Mulch drains fine and helps keep soil below moist. Rock or gravel mulch looks good, drains well and does not break down like wood mulch. Downside is that it retains heat and radiates it back to the surrounding plants. It can get hot to the touch! Things like petunias will wither and die quickly. Large established plantings will be be OK.


----------



## tigerbalm2424 (Feb 28, 2007)

Brik said:


> Mulch drains fine and helps keep soil below moist. Rock or gravel mulch looks good, drains well and does not break down like wood mulch. Downside is that it retains heat and radiates it back to the surrounding plants. It can get hot to the touch! Things like petunias will wither and die quickly. Large established plantings will be be OK.


Thanks! :yes:

Is there anything I could lay down before the rock that would help with heat radiating back to the plant? I will be installing fabric first but its black so that really wont help.


----------



## Brik (Jan 16, 2007)

Nothing I can think of. White will be less hot than say brown or red.


----------



## tigerbalm2424 (Feb 28, 2007)

Brik said:


> Nothing I can think of. White will be less hot than say brown or red.
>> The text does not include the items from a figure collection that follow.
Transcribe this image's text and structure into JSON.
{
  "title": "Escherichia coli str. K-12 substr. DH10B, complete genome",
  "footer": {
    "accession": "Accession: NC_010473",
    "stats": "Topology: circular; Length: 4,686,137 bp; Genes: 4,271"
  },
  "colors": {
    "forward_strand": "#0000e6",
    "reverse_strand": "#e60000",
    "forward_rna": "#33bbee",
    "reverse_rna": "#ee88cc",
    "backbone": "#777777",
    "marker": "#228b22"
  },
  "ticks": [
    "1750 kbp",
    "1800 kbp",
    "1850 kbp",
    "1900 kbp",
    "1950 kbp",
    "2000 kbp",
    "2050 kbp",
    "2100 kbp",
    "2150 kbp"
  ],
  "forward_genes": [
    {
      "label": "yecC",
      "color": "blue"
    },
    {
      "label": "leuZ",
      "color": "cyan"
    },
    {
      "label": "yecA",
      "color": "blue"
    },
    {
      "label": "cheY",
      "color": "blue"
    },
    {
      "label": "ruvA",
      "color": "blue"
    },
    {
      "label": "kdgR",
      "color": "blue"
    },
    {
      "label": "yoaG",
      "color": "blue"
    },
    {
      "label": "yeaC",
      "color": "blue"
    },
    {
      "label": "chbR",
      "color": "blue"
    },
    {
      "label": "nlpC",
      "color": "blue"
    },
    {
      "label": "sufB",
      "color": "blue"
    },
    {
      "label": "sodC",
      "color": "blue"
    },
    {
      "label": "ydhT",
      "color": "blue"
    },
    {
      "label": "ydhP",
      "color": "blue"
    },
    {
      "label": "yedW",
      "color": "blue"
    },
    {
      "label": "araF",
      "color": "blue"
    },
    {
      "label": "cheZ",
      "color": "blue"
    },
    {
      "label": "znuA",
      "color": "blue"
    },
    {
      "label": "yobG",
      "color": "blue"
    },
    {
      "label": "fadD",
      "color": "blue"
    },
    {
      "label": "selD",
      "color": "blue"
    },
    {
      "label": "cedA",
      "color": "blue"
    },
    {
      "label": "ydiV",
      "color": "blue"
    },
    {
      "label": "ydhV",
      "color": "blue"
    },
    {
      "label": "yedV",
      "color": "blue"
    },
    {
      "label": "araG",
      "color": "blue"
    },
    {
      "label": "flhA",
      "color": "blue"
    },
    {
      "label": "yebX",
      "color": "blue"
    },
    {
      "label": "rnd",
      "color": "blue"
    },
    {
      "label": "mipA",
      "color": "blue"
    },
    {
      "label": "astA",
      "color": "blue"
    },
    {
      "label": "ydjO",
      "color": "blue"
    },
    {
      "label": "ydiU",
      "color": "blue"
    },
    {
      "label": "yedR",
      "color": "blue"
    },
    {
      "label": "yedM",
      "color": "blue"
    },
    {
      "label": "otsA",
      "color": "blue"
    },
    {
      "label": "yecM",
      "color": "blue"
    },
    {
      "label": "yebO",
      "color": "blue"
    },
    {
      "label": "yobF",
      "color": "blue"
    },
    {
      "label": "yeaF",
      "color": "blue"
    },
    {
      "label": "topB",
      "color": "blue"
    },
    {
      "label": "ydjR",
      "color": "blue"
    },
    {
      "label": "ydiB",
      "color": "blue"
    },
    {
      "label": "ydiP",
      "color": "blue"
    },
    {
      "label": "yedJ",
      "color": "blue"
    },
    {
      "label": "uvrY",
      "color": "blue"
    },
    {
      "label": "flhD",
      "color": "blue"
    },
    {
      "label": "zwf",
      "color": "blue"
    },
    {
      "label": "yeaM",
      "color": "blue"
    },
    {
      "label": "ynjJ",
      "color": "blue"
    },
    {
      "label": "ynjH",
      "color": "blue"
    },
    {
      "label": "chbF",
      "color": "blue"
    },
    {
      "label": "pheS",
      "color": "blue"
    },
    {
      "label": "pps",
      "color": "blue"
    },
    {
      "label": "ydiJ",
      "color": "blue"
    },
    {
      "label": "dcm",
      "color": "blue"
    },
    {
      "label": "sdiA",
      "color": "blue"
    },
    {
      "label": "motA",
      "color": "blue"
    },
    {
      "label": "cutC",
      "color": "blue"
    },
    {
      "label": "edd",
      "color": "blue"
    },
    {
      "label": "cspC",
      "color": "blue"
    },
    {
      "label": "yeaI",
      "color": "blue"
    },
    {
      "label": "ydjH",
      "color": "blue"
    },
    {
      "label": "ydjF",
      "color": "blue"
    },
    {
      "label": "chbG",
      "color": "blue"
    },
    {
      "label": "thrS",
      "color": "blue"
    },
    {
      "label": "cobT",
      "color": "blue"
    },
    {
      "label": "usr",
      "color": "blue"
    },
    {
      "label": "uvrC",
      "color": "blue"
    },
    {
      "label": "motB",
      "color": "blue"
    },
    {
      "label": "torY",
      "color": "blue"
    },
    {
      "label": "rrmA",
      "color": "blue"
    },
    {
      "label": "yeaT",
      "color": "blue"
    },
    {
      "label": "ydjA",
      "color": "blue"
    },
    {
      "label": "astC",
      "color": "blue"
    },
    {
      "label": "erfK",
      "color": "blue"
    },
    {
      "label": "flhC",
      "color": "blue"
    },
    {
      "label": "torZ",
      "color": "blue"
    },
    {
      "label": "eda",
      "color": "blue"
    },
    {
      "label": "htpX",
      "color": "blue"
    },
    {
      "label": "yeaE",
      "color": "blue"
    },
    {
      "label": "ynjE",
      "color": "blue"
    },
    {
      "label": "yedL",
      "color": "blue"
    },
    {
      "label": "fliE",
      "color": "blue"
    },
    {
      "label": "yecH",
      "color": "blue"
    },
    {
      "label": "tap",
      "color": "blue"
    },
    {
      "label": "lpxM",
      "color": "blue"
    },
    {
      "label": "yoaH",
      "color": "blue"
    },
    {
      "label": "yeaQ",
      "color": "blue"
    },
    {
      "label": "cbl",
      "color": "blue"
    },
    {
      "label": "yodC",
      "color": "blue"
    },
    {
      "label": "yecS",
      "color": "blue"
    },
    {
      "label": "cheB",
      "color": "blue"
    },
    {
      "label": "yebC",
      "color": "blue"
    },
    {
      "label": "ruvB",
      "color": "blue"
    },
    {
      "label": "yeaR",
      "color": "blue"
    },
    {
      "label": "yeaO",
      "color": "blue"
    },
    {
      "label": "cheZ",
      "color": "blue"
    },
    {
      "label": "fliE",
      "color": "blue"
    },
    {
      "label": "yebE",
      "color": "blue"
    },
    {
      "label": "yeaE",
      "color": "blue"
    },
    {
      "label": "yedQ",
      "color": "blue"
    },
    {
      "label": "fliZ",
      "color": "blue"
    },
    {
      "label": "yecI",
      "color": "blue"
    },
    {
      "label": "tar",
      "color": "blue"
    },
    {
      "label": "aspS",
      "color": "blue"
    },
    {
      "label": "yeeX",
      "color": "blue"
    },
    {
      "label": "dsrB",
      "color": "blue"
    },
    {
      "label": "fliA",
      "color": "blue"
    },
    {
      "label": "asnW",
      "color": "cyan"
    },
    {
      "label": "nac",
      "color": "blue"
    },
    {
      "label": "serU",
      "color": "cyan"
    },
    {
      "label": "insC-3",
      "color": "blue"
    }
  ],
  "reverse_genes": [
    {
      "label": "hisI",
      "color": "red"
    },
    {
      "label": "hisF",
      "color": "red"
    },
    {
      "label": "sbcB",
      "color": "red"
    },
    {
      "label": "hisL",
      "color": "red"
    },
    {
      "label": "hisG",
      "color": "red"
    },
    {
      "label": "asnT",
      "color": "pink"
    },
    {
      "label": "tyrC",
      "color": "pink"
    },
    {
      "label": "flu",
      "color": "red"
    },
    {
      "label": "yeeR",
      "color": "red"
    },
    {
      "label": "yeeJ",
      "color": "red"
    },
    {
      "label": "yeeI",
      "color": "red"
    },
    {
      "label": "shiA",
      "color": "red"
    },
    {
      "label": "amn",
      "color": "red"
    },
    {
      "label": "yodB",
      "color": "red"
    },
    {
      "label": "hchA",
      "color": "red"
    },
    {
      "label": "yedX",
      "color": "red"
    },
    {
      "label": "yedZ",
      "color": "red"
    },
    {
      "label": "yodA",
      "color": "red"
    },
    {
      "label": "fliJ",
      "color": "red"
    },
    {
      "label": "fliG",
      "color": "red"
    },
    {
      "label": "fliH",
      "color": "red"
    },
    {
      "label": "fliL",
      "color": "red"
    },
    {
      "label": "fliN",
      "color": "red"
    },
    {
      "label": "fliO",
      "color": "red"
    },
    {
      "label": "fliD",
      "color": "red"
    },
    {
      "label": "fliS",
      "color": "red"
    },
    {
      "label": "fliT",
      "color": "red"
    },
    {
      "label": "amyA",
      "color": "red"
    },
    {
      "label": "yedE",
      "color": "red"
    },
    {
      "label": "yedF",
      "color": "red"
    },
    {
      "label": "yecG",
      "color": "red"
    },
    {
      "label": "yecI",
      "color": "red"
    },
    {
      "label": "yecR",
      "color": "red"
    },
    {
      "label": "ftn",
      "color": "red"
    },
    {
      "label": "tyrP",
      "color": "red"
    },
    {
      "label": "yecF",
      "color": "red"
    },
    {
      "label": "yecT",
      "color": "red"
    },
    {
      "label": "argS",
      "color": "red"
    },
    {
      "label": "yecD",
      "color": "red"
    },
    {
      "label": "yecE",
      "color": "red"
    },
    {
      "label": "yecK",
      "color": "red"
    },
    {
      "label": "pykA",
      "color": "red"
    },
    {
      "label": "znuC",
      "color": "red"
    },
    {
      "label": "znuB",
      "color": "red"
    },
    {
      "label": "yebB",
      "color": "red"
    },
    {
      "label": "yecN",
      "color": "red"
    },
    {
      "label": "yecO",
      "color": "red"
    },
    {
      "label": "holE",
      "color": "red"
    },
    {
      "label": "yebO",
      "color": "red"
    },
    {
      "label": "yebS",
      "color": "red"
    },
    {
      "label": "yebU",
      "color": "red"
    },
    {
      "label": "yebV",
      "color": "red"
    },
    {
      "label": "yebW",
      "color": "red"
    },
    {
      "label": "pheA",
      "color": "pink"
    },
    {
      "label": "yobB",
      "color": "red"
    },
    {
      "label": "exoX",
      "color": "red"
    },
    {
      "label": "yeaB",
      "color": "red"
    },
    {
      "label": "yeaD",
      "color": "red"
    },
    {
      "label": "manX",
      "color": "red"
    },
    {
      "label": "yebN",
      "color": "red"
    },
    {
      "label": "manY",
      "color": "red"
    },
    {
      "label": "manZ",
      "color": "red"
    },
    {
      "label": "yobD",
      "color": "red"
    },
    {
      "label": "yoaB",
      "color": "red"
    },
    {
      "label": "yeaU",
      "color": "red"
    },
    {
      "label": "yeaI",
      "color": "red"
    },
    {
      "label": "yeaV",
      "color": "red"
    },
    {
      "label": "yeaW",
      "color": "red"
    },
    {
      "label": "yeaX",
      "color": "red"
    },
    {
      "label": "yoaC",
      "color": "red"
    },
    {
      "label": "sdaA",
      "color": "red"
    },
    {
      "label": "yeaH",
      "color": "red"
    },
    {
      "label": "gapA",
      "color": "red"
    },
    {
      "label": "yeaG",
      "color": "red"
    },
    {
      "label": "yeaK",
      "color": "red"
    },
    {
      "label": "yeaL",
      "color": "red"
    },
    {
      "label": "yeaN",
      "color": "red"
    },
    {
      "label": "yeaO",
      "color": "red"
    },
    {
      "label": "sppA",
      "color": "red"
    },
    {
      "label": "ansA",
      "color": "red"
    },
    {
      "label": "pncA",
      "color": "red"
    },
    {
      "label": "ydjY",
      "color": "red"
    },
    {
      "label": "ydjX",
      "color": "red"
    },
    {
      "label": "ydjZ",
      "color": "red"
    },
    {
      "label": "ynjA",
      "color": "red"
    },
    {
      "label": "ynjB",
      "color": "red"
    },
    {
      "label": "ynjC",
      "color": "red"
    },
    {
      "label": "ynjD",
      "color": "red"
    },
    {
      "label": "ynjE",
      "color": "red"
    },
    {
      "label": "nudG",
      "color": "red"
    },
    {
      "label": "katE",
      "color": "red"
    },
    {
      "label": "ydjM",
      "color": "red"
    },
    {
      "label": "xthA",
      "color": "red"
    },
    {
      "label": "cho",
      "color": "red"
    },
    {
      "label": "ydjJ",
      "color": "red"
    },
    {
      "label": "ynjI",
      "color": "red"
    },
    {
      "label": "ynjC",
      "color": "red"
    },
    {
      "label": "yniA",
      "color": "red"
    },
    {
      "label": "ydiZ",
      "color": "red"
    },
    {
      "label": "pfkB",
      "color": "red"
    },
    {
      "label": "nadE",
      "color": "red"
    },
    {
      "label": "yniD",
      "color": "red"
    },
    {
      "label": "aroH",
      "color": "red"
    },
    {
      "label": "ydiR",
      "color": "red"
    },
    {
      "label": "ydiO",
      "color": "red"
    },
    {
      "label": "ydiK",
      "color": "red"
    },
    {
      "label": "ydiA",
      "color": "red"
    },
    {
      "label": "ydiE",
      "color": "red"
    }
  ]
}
Oh well, the rock is dark blue/pink granite. :laughing:


----------



## Brik (Jan 16, 2007)

I'm no expert but have used colored stone for mulch over fabric and have experienced pansies and such wilting away from the heat. We also had some pear trees and other large shrubs that did fine. Your boxwood may be fine. Keep em watered until they are established and you may be fine.


----------



## handy man88 (Jan 23, 2007)

I'd keep it simple and stick with mulch. Mulch is cheaper and gives you more ground coverage. Plus, it's much lighter. A bag of rocks can be 50#. I use mulch and rock for my landscaping, but only use the rocks under my HVAC system. That way, I can spray weeds and not worry about having to replenish this area since mulch can easily deteriorate and/or blow away.


----------



## tigerbalm2424 (Feb 28, 2007)

handy man88 said:


> I'd keep it simple and stick with mulch. Mulch is cheaper and gives you more ground coverage. Plus, it's much lighter. A bag of rocks can be 50#. I use mulch and rock for my landscaping, but only use the rocks under my HVAC system. That way, I can spray weeds and not worry about having to replenish this area since mulch can easily deteriorate and/or blow away.


I already have 13 yards of it sitting in the driveway, mostly used for other applications. I like the look of the rock and want to use it in the bed so it is for the most part maintenace free, not having to replace mulch every year or two.


----------